One complaint that many people have about baseball is the game lacks true athletes compared to the other sports. There may be true baseball players, but few are regarded to have skills to do anything in sports when they enter the league.
That view changed with the Milwaukee Brewers when they drafted Monte Harrison. Not only did they get a high school athlete who should go a long way in baseball, but they selected a player who had talent to dominate in any sport he chose.
Before the draft, it looked as if the Brewers would have no shot at drafting Monte Harrison in the second round. MLB.com not only ranked Harrison as one of the top outfielders entering the draft, but they ranked him as the 23rd best player available. Many believe that the reason he slid all the way to Milwaukee at #50 is because they feared he was un-signable.

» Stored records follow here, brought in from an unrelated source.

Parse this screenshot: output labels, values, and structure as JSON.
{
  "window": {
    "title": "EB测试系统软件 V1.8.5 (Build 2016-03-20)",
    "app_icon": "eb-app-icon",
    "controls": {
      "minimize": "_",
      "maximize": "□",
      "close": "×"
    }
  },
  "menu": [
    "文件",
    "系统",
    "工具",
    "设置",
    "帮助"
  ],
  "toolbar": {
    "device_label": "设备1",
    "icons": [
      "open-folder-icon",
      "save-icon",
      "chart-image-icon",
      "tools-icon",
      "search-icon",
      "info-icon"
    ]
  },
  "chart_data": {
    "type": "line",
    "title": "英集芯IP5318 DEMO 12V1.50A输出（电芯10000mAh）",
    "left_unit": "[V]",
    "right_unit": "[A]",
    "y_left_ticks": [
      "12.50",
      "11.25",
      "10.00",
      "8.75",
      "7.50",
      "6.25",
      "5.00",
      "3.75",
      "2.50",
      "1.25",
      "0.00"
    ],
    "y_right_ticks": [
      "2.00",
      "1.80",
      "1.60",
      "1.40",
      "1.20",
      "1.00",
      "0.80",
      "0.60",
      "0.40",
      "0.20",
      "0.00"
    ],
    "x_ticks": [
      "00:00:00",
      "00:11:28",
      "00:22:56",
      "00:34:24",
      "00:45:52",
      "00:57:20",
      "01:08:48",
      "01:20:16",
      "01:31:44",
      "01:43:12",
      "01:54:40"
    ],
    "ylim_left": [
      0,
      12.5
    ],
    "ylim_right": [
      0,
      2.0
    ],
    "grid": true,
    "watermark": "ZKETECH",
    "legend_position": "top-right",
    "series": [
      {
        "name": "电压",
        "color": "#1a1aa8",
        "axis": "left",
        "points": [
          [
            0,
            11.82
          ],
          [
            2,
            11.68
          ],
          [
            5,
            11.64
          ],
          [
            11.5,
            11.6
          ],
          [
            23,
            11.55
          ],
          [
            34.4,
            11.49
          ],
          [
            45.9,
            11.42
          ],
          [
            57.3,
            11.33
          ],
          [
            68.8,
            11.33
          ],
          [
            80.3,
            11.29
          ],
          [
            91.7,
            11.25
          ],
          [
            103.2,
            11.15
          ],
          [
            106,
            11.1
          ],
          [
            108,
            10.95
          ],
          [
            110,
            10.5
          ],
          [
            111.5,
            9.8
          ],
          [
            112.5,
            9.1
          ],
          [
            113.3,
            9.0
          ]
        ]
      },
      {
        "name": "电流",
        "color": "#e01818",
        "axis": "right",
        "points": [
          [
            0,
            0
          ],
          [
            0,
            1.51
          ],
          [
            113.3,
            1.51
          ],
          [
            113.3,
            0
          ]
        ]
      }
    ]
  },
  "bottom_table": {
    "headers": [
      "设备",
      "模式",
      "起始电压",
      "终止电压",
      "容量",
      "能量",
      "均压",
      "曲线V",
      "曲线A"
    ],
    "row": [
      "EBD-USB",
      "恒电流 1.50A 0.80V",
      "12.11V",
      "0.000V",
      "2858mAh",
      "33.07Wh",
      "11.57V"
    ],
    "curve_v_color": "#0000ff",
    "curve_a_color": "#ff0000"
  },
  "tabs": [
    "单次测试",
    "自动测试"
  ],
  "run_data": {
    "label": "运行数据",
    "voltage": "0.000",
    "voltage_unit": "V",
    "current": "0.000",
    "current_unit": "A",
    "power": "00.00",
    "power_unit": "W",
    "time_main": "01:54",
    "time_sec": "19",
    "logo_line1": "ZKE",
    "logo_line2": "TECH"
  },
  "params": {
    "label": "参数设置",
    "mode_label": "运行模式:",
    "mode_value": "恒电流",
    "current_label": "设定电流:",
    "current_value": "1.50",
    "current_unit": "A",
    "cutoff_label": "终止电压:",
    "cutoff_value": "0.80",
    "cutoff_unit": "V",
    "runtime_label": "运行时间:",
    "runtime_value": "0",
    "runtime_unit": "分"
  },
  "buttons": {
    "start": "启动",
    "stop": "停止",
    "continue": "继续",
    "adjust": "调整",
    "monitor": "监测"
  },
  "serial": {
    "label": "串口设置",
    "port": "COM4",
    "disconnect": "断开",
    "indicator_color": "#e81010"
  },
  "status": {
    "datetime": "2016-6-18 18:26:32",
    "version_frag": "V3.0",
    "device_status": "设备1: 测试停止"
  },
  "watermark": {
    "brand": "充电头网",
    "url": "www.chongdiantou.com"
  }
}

The reason that it was going to be so difficult to sign Harrison was because he had a commitment to Nebraska to play both wide receiver on the football team and to play on the baseball team. Not only did he have the talents to do both, but he had a perfect example with Nebraska coach Darrin Erstad, who was also a two-sport star at Nebraska and became an MLB star.
In footage from MLB Network, Harrison showed that he also had tremendous basketball skills as well. He showed his tremendous leaping ability with big-time dunks not only without defenders, but also over them. He showed that in any sport, he had the abilities to take his game to the next level.
But, after being drafted, Harrison signed quickly with the Brewers. With speed and range, he profiles to be a centerfielder with a tremendous arm. He even had is arm clocked 97 miles per hour in a showcase last summer. On draft day Harold Reynolds of MLB Network compared him to Carl Crawford, but his incredible arm strength may give Harrison an even brighter future than Crawford’s.
At the plate, Harrison has power and a quick bat that should help him drive the ball into gaps with consistency. His plus speed should help him to be a dual threat as both a runner and a power hitter. Through his first four games in the Arizona rookie league, Harrison has showed both tools by batting .400 with one homerun and two stolen bases.
At just 18 years old, Harrison has unlimited potential. While he had talents to do anything that he wanted, the quick signing and focus on baseball should help him to become an even better player. While many complain that baseball players are not true athletes, anyone who watches Harrison will quickly realize that there truly are baseball players that have special talents, too.